State v. Wise, 95 N.M. 265, 620 P.2d 1290 (1980)

Dec. 31, 1980 · Supreme Court of New Mexico · No. 13015
95 N.M. 265, 620 P.2d 1290

620 P.2d 1290

STATE of New Mexico, Plaintiff-Appellee, v. Harvey WISE, Defendant-Appellant.

No. 13015.

Supreme Court of New Mexico.

Dec. 31, 1980.

*266Martha A. Daly, Appellate Defender, Michael Dickman, Asst. Appellate Defender, Santa Fe, for defendant-appellant.

Jeff Bingaman, Atty. Gen., Eddie Michael Gallegos, Asst. Atty. Gen., Santa Fe, for plaintiff-appellee.


FEDERICI, Justice.

Defendant was convicted of being an habitual criminal under Section 31-18-5, N.M. S.A.1978. Judgment and sentence were entered on June 21, 1979. We construed the statute in State v. Linam, 93 N.M. 307, 600 P.2d 253 (1979), as requiring the factfinder to find the defendant committed and was found guilty of one crime before commission of the next following crime. N.M.U.J. I.Crim. 39.01 and 39.06, N.M.S.A.1978 (Cum. Supp.1980) were promulgated and adopted by this Court on July 1, 1979 to inform factfinders of these requirements. Because the new instructions were not yet in effect when the jury in this case was instructed, the trial court was charged with drafting appropriate instructions stating the essential elements. N.M.U.J.I.Crim., General Use Note, N.M.S.A.1978 (Cum.Supp.1980).
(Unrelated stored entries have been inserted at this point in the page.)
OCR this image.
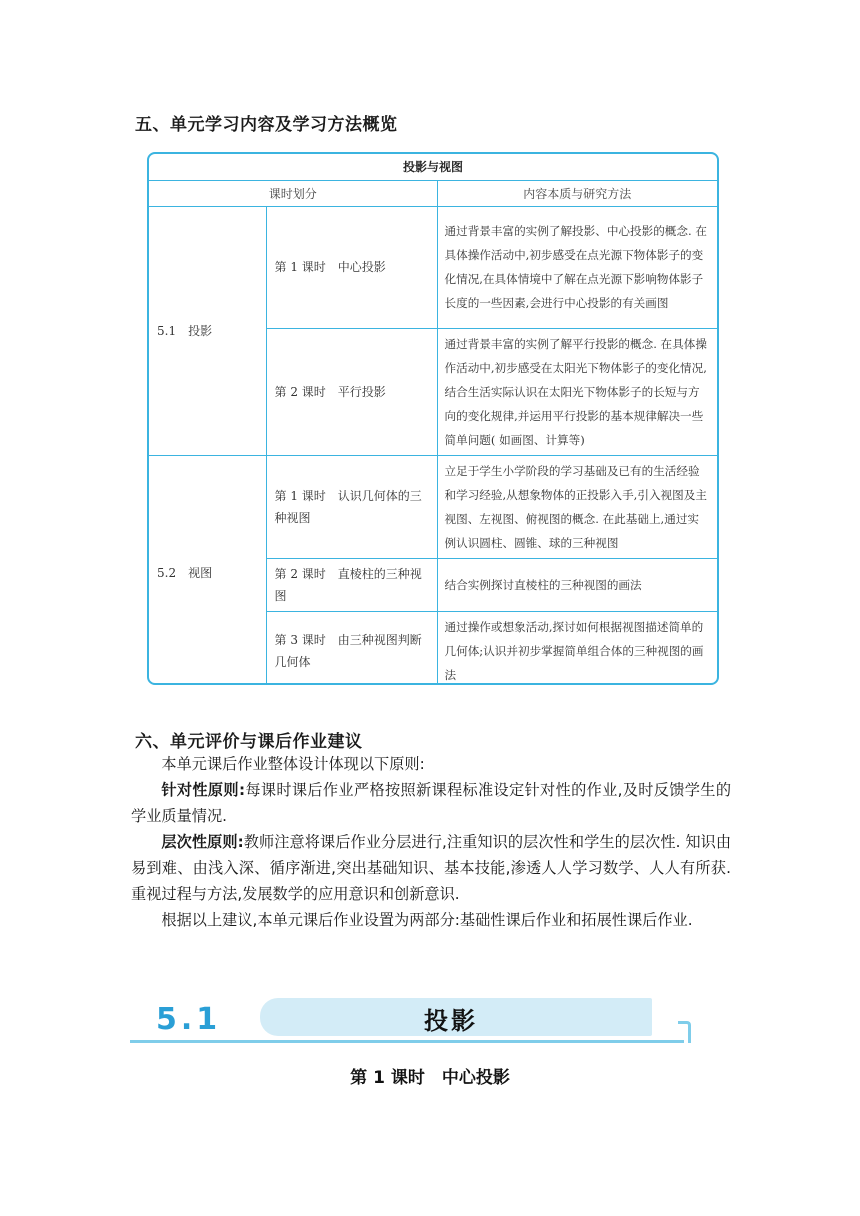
五、单元学习内容及学习方法概览
投影与视图		
课时划分		内容本质与研究方法
5.1　投影	第 1 课时　中心投影	通过背景丰富的实例了解投影、中心投影的概念. 在具体操作活动中,初步感受在点光源下物体影子的变化情况,在具体情境中了解在点光源下影响物体影子长度的一些因素,会进行中心投影的有关画图
	第 2 课时　平行投影	通过背景丰富的实例了解平行投影的概念. 在具体操作活动中,初步感受在太阳光下物体影子的变化情况,结合生活实际认识在太阳光下物体影子的长短与方向的变化规律,并运用平行投影的基本规律解决一些简单问题( 如画图、计算等)
5.2　视图	第 1 课时　认识几何体的三种视图	立足于学生小学阶段的学习基础及已有的生活经验和学习经验,从想象物体的正投影入手,引入视图及主视图、左视图、俯视图的概念. 在此基础上,通过实例认识圆柱、圆锥、球的三种视图
	第 2 课时　直棱柱的三种视图	结合实例探讨直棱柱的三种视图的画法
	第 3 课时　由三种视图判断几何体	通过操作或想象活动,探讨如何根据视图描述简单的几何体;认识并初步掌握简单组合体的三种视图的画法
六、单元评价与课后作业建议

本单元课后作业整体设计体现以下原则:

针对性原则:每课时课后作业严格按照新课程标准设定针对性的作业,及时反馈学生的学业质量情况.

层次性原则:教师注意将课后作业分层进行,注重知识的层次性和学生的层次性. 知识由易到难、由浅入深、循序渐进,突出基础知识、基本技能,渗透人人学习数学、人人有所获. 重视过程与方法,发展数学的应用意识和创新意识.

根据以上建议,本单元课后作业设置为两部分:基础性课后作业和拓展性课后作业.

5.1	投影
第 1 课时　中心投影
Defendant appeals his conviction below, alleging proper instructions were not given. The following instructions were given at trial:

For you to find the Defendant, Harvey Wise, aka: William Harvey Wise, Jr., aka: William Harvey Wise, aka: Jack James Roberts, is the person previously convicted of each of the offenses charged in the Information, the State must prove to your satisfaction beyond a reasonable doubt each of the following:
1. That the Defendant, Harvey Wise, aka: William Harvey Wise, Jr., aka: William Harvey Wise, aka: Jack James Roberts, is the same person previously convicted of [stated offense], a felony, in Criminal Cause No. [number] in the [name of court, county, and state] on June 1, 1943.
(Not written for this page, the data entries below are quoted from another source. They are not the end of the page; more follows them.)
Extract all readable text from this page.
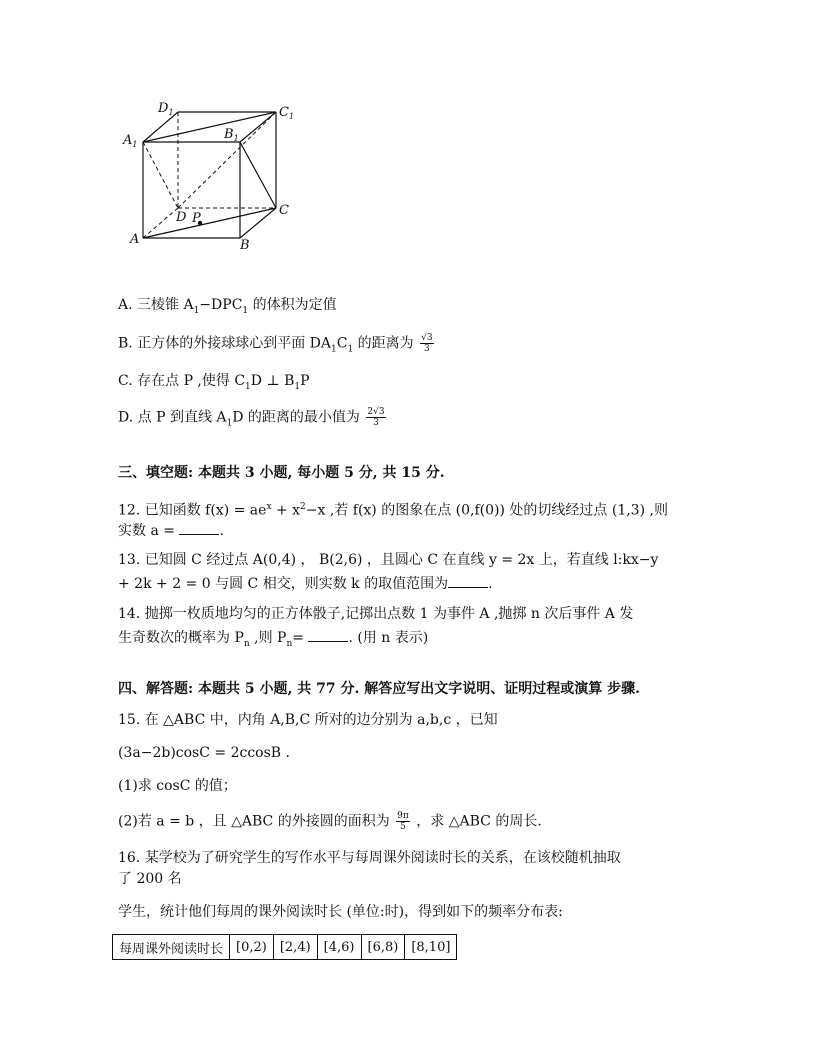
$D_1$
$A_1$
$B_1$
$C_1$
D P
C
A	B
A. 三棱锥 $A_1-DPC_1$ 的体积为定值
B. 正方体的外接球球心到平面 $DA_1C_1$ 的距离为 $\frac{√3}{3}$
C. 存在点 P ,使得 $C_1D$ ⊥ $B_1P$
D. 点 P 到直线 $A_1D$ 的距离的最小值为 $\frac{2√3}{3}$
三、填空题: 本题共 3 小题, 每小题 5 分, 共 15 分.
12. 已知函数 $f(x) = ae^x + x^2-x$ ,若 f(x) 的图象在点 (0,f(0)) 处的切线经过点 (1,3) ,则
实数 a =	.
13. 已知圆 C 经过点 A(0,4) ， B(2,6) ，且圆心 C 在直线 y = 2x 上，若直线 l:kx−y
+ 2k + 2 = 0 与圆 C 相交，则实数 k 的取值范围为	.
14. 抛掷一枚质地均匀的正方体骰子,记掷出点数 1 为事件 A ,抛掷 n 次后事件 A 发
生奇数次的概率为 $P_n$ ,则 $P_n=$	. (用 n 表示)
四、解答题: 本题共 5 小题, 共 77 分. 解答应写出文字说明、证明过程或演算 步骤.
15. 在 △ABC 中，内角 A,B,C 所对的边分别为 a,b,c ，已知
(3a−2b)cosC = 2ccosB .
(1)求 cosC 的值；
(2)若 a = b ，且 △ABC 的外接圆的面积为 $\frac{9\pi}{5}$ ，求 △ABC 的周长.
16. 某学校为了研究学生的写作水平与每周课外阅读时长的关系，在该校随机抽取
了 200 名
学生，统计他们每周的课外阅读时长 (单位:时)，得到如下的频率分布表:
每周课外阅读时长	[0,2)	[2,4)	[4,6)	[6,8)	[8,10]
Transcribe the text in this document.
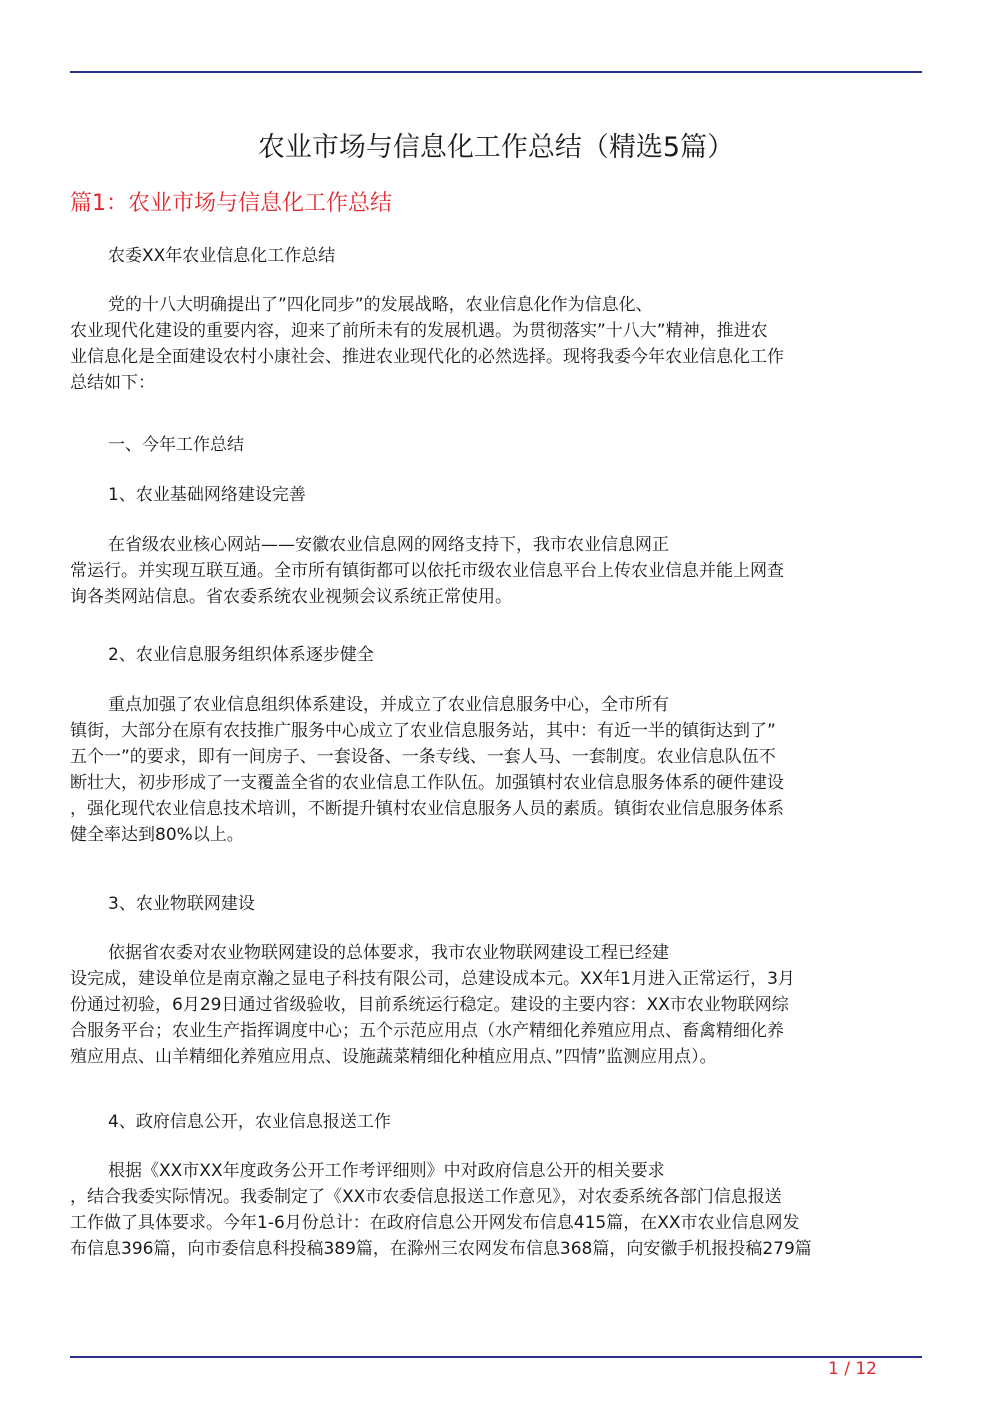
农业市场与信息化工作总结（精选5篇）
篇1：农业市场与信息化工作总结

农委XX年农业信息化工作总结

党的十八大明确提出了”四化同步”的发展战略，农业信息化作为信息化、
农业现代化建设的重要内容，迎来了前所未有的发展机遇。为贯彻落实”十八大”精神，推进农
业信息化是全面建设农村小康社会、推进农业现代化的必然选择。现将我委今年农业信息化工作
总结如下：

一、今年工作总结

1、农业基础网络建设完善

在省级农业核心网站——安徽农业信息网的网络支持下，我市农业信息网正
常运行。并实现互联互通。全市所有镇街都可以依托市级农业信息平台上传农业信息并能上网查
询各类网站信息。省农委系统农业视频会议系统正常使用。

2、农业信息服务组织体系逐步健全

重点加强了农业信息组织体系建设，并成立了农业信息服务中心，全市所有
镇街，大部分在原有农技推广服务中心成立了农业信息服务站，其中：有近一半的镇街达到了”
五个一”的要求，即有一间房子、一套设备、一条专线、一套人马、一套制度。农业信息队伍不
断壮大，初步形成了一支覆盖全省的农业信息工作队伍。加强镇村农业信息服务体系的硬件建设
，强化现代农业信息技术培训，不断提升镇村农业信息服务人员的素质。镇街农业信息服务体系
健全率达到80%以上。

3、农业物联网建设

依据省农委对农业物联网建设的总体要求，我市农业物联网建设工程已经建
设完成，建设单位是南京瀚之显电子科技有限公司，总建设成本元。XX年1月进入正常运行，3月
份通过初验，6月29日通过省级验收，目前系统运行稳定。建设的主要内容：XX市农业物联网综
合服务平台；农业生产指挥调度中心；五个示范应用点（水产精细化养殖应用点、畜禽精细化养
殖应用点、山羊精细化养殖应用点、设施蔬菜精细化种植应用点、”四情”监测应用点）。

4、政府信息公开，农业信息报送工作

根据《XX市XX年度政务公开工作考评细则》中对政府信息公开的相关要求
，结合我委实际情况。我委制定了《XX市农委信息报送工作意见》，对农委系统各部门信息报送
工作做了具体要求。今年1-6月份总计：在政府信息公开网发布信息415篇，在XX市农业信息网发
布信息396篇，向市委信息科投稿389篇，在滁州三农网发布信息368篇，向安徽手机报投稿279篇

1 / 12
Each of the successive eight counts with which defendant was charged followed the same format; The date of conviction stated in each count follows:

Count 2: August 28, 1944
Count 3: February 3, 1950
Count 4: February 3, 1950
Count 5: June 11, 1953
Count 6: May 6, 1963
Count 7: May 6, 1963
Count 8: February 7, 1973
Count 9: March 18, 1977

The individual instruction on each count requires the jury to find that defendant was the same person previously convicted of a felony in another count. It is clear that these instructions required the jury to consider the consecutive order of convictions. However, the jury is not charged with considering whether each subsequent crime was committed after the previous conviction.

The State relies upon a definitional instruction given to the jury upon completion of the reading of the above instructions as meeting these commission requirements. It states:

As used in these instructions, “previous conviction” or “previously convicted” refers only to a conviction occurring before the commission of the offense on which the next subsequent conviction alleged in the information is based.

This instruction does contain the necessary sequential elements the jury must find under our habitual criminal statute.

We have stated that each instruction need not contain within its limits all the elements to be considered, so long as considered as a whole, the instructions fairly present the issues and the applicable law. State v. McFerran, 80 N.M. 622, 459 P.2d *267148 (Ct.App.1969), cert. denied, 80 N.M. 731, 460 P.2d 261 (1969). However, we must also remember that the purpose of an instruction is to enlighten a jury. As we stated in State v. Selgado, 76 N.M. 187, 190, 413 P.2d 469, 473 (1966), “[i]t should call to the jury’s attention specific issues which must be determined.... [It should not be] an abstract statement of many rules in such form as to be confusing rather than enlightening.”

While all of the issues and applicable law were presented to the jury, their confusion is apparent. The date of conviction in Instructions 3 and 4 above is the same. This is also true concerning Instructions 6 and 7. Commission of the crimes listed in Instructions 4 and 7 could not have occurred subsequent to the prior listed convictions. While the above instructions might have been sufficiently clear in another case, they were not in this case. The jury’s confusion concerning the sequence of events has been shown.

The trial court is reversed, and this matter is remanded for a new hearing in which the jury is to be given the proper uniform jury instructions for habitual criminal sentencing proceedings.


SOSA, C. J., and LOUIS E. DePAULI, District Judge, concur.